Obwohl die Nachtviole bereits in den Bauerngärten des Mittelalters regelmäßig gepflegt wurde, stammt sie ebenfalls aus Südosteuropa. Allerdings braucht sie eher einen Platz im Halbschatten und einen frisch-feuchten Boden. Auch ihre Blüten haben einen veilchenartigen Duft, der sich aber erst in der Abenddämmerung ausbreitet. Die aus dem früheren Palästina stammende Madonnenlilie lockt ebenfalls erst in den Abend- und Nachtstunden unzählige Nachtfalter mit ihrem Duft an.

Eine aus dem östlichen Mittelmeergebiet kommende Kletterpflanze ist die Eberraute. In Mitteleuropa hielt sie im Mittelalter zunächst Einzug in die Klostergärten. Der Abt Walafried Strabo des Klosters Mittelzell auf der Insel Reichenau beschreibt sie bereits als Heilpflanze zur Behandlung von Fieber und Gichtanfällen. Die Blätter der Eberraute verströmen einen zitronen-frischen Duft. Auch der Pfeifenstrauch ist im Südosten Europas und im Mittelmeerraum heimisch. Seine weißen Blüten verbreiten einen besonders schweren Duft, der zugleich an den von Orangen, Zimt und Jasmin erinnert und deshalb bei uns auch Falscher Jasmin genannt wird.
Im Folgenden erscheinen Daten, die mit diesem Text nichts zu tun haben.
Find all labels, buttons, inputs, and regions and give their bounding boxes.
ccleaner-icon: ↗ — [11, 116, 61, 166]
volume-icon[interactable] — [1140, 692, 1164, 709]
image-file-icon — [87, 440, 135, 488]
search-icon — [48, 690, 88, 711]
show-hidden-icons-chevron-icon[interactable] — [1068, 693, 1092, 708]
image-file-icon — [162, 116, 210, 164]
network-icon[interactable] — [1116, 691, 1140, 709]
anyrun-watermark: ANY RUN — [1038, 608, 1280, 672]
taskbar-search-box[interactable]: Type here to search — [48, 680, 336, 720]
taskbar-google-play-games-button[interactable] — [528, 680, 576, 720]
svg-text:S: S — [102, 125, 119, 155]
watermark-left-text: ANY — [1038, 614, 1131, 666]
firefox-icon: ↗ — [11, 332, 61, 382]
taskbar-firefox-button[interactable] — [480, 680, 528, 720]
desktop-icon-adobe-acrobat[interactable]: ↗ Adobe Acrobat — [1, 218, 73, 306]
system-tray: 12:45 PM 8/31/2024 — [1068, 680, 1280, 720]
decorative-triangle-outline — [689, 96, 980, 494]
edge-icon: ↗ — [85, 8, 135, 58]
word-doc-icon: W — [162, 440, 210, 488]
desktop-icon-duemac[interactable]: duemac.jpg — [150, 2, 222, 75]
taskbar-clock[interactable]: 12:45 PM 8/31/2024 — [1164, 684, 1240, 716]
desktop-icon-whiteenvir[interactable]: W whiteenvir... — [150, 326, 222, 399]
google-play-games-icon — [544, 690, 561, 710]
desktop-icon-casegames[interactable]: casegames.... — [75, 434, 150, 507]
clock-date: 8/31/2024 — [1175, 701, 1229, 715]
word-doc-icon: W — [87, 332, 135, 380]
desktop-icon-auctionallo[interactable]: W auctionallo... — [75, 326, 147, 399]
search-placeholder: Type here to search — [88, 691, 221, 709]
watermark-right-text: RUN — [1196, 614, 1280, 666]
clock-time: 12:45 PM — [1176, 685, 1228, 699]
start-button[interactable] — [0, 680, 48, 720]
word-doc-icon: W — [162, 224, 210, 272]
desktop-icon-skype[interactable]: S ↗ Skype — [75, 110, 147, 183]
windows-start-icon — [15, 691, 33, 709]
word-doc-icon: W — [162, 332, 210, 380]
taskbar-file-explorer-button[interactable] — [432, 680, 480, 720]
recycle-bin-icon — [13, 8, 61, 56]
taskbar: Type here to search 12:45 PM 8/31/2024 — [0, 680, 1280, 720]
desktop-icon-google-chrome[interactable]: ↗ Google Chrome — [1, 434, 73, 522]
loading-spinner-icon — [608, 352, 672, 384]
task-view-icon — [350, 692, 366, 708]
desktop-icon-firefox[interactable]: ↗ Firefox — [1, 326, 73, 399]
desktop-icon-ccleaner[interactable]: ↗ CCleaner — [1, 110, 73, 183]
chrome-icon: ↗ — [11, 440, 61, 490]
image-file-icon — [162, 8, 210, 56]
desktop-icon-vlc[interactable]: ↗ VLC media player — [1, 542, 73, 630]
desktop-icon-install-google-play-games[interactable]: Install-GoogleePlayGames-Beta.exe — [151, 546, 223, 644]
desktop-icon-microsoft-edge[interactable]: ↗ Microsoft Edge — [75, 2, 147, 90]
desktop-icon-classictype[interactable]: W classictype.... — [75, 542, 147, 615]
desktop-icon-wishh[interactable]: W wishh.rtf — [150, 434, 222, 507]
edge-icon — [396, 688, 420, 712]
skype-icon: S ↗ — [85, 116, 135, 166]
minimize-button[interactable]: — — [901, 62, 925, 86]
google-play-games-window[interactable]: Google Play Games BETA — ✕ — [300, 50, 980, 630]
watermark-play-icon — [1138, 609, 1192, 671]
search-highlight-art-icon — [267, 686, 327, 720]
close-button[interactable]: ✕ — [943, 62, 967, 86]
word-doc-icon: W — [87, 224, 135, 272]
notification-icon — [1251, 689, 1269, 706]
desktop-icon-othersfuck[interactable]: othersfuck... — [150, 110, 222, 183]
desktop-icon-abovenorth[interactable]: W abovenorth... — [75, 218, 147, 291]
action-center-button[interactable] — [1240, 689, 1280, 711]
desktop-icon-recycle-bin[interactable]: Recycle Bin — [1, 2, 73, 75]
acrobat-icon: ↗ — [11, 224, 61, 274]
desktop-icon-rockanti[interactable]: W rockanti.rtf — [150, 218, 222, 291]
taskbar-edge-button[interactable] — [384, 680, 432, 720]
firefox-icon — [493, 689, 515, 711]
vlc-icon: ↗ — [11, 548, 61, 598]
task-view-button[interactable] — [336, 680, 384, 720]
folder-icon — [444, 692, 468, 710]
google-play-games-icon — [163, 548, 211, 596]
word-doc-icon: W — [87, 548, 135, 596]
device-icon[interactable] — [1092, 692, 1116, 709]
Leider wurde bei der Zucht moderner Rosensorten eher auf Blütenfarbe als auf ihren Duft geachtet. Eine der wenigen, uns noch erhaltenen alten Duftrosen ist die Damaszener Rose. Sie wurde von der Kreuzrittern im 13. Jahrhundert von Damaskus aus als Kriegsbeute mit nach Frankreich gebracht. Doch auch die Damaszener Rose war bereits ein „Kunstprodukt“, von den Syrern aus einer Kreuzung aus der Essigrose und der Phönizischen Rose entstanden und weitergezüchtet.